Yo, como cada año, acudí a la llamada del Santo; pero no encontré la misma agitación, ni siquiera en la cocina, que años atrás bullía en un sinfín de idas y venidas de las cocineras y pinches preparando las viandas para una legión de invitado; unos pocos familiares y el resto amistades de mi sobrino. Este año ni Paulino nos acompañó en la cena, sólo su hermana y su sobrina acudieron a la cita. También me dio la impresión que muchos de los “velaxos” de la diáspora tampoco acudieron a San Lorenzo. Uno de los que no pude saludar como en años anteriores fue a ti, aunque espero y deseo que solamente fuera por motivos logísticos y no de salud. Seguro que el próximo año estrecharnos las manos y, sin mascarilla, podremos charlar de lo divino y humano sin restricciones.

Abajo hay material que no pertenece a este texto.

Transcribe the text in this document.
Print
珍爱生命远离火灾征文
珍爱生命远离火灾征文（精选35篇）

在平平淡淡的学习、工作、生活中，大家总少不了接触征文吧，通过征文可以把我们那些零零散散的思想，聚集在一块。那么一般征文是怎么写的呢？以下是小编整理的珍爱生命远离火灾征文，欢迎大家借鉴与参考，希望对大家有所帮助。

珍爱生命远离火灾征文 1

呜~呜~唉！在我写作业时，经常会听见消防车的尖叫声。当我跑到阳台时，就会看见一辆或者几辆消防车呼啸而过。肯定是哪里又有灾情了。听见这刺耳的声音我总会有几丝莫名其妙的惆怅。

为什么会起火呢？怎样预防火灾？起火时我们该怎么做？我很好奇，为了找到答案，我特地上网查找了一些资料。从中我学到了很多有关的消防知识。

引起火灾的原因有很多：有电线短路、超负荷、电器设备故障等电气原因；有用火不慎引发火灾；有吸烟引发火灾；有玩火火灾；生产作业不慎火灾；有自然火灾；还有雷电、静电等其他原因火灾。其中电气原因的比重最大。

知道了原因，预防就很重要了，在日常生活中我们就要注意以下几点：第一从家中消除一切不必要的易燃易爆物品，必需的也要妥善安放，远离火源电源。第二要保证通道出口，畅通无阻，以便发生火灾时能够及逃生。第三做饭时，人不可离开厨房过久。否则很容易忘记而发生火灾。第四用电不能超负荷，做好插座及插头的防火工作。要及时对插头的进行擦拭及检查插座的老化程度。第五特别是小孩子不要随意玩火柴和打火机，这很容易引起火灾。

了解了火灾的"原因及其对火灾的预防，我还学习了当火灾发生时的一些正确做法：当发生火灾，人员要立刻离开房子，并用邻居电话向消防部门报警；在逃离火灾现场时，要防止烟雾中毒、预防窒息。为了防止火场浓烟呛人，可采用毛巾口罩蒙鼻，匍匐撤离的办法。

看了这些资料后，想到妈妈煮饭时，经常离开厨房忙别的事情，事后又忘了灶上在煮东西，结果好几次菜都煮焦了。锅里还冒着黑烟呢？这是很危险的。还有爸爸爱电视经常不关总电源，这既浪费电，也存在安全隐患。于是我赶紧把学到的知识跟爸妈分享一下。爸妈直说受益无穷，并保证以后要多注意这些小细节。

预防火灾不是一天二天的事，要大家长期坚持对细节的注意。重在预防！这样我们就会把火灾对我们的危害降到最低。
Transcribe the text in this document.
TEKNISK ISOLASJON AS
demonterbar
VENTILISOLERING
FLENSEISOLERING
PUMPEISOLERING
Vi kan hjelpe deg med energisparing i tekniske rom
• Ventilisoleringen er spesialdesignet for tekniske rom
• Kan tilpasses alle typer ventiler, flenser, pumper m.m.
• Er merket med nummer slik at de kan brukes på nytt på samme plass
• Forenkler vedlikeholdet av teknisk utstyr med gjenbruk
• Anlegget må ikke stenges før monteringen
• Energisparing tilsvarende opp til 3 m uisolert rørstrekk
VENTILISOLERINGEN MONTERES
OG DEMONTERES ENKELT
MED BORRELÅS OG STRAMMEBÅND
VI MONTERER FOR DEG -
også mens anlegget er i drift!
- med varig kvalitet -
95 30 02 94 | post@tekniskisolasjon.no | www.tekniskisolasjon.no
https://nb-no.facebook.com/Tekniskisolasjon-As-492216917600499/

Un fuerte abrazo y espero verte pronto.
Hola Teofichu,
El motivo de faltar a San Lorenzo, por primera vez desde hace muchos años, no ha sido por causa de enfermedad sino más bien por precaución. Además, como tú bien dices y como yo me imaginaba, este año, la fiesta, por razones obvias, no podía ser la de siempre.
Siempre se dice que cualquier tiempo pasado fue mejor; para los que tenemos más pasado que futuro, que duda cabe de que así es. Tú, probablemente, no conociste los San Lorenzos amenizados por los húngaros, pero para mi, sin lugar a dudas, fueron los mejores; muy posiblemente, porque recuerdo tiempos y gentes que ya no volverán.
Espero que el próximo año podamos vernos y darnos un abrazo.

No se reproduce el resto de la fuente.